Assuming no other changes, a sharply higher share price makes a stock less attractive to potential buyers. While the market sentiment towards a stock is very changeable, in the long run, the share price will tend to move in the same direction as earnings per share. The implication here is that deep value investors might steer clear when expectations of a company are too high. Perhaps the simplest way to get a read on investors' expectations of a business is to look at its Price to Earnings Ratio (PE Ratio). Investors have optimistic expectations of companies with higher P/E ratios, compared to companies with lower P/E ratios.

View our latest analysis for Shine Justice

How Does Shine Justice's P/E Ratio Compare To Its Peers?

We can tell from its P/E ratio of 6.92 that sentiment around Shine Justice isn't particularly high. We can see in the image below that the average P/E (12.9) for companies in the consumer services industry is higher than Shine Justice's P/E.

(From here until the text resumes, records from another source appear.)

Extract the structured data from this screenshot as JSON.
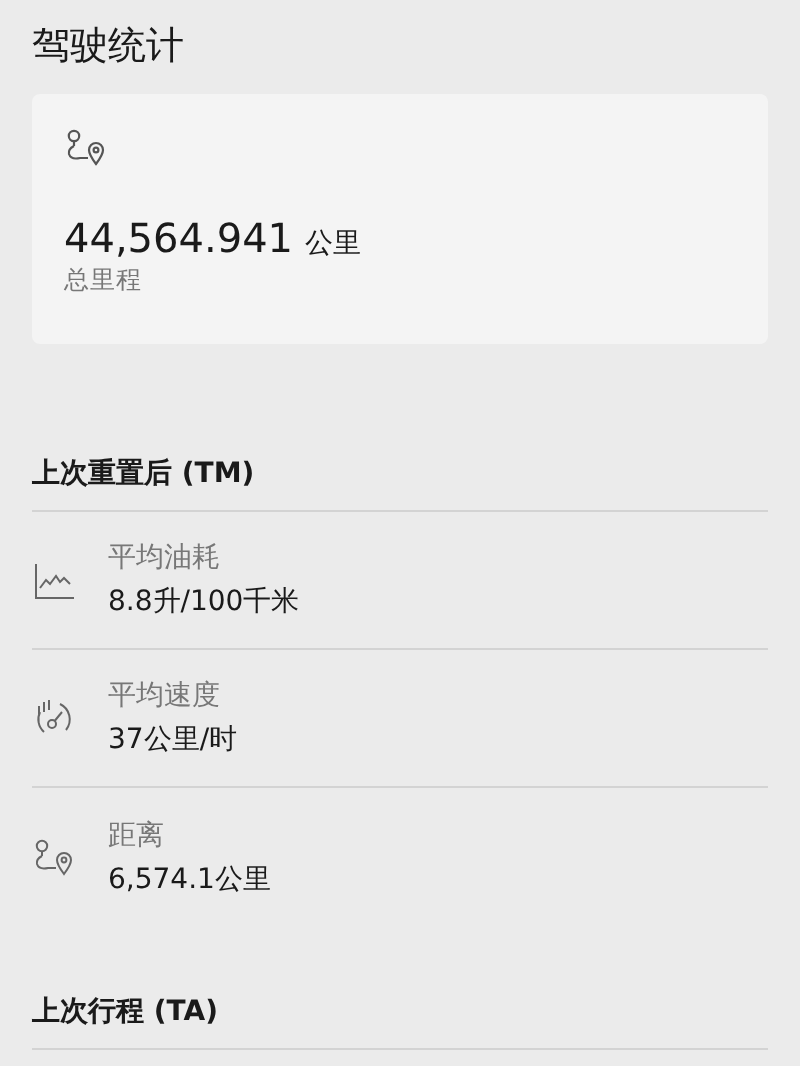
{
  "title": "驾驶统计",
  "odometer": {
    "value": "44,564.941",
    "unit": "公里",
    "label": "总里程"
  },
  "sections": [
    {
      "heading": "上次重置后 (TM)",
      "rows": [
        {
          "kind": "chart",
          "label": "平均油耗",
          "value": "8.8升/100千米"
        },
        {
          "kind": "gauge",
          "label": "平均速度",
          "value": "37公里/时"
        },
        {
          "kind": "route",
          "label": "距离",
          "value": "6,574.1公里"
        }
      ]
    },
    {
      "heading": "上次行程 (TA)"
    }
  ]
}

ASX:SHJ Price Estimation Relative to Market April 23rd 2020
ASX:SHJ Price Estimation Relative to Market April 23rd 2020

Shine Justice's P/E tells us that market participants think it will not fare as well as its peers in the same industry. While current expectations are low, the stock could be undervalued if the situation is better than the market assumes. If you consider the stock interesting, further research is recommended. For example, I often monitor director buying and selling.

How Growth Rates Impact P/E Ratios

Probably the most important factor in determining what P/E a company trades on is the earnings growth. Earnings growth means that in the future the 'E' will be higher. That means even if the current P/E is high, it will reduce over time if the share price stays flat. And as that P/E ratio drops, the company will look cheap, unless its share price increases.

Shine Justice's 52% EPS improvement over the last year was like bamboo growth after rain; rapid and impressive. Having said that, the average EPS growth over the last three years wasn't so good, coming in at 5.7%. Regrettably, the longer term performance is poor, with EPS down 4.4% per year over 5 years.

Don't Forget: The P/E Does Not Account For Debt or Bank Deposits

Don't forget that the P/E ratio considers market capitalization. Thus, the metric does not reflect cash or debt held by the company. Theoretically, a business can improve its earnings (and produce a lower P/E in the future) by investing in growth. That means taking on debt (or spending its cash).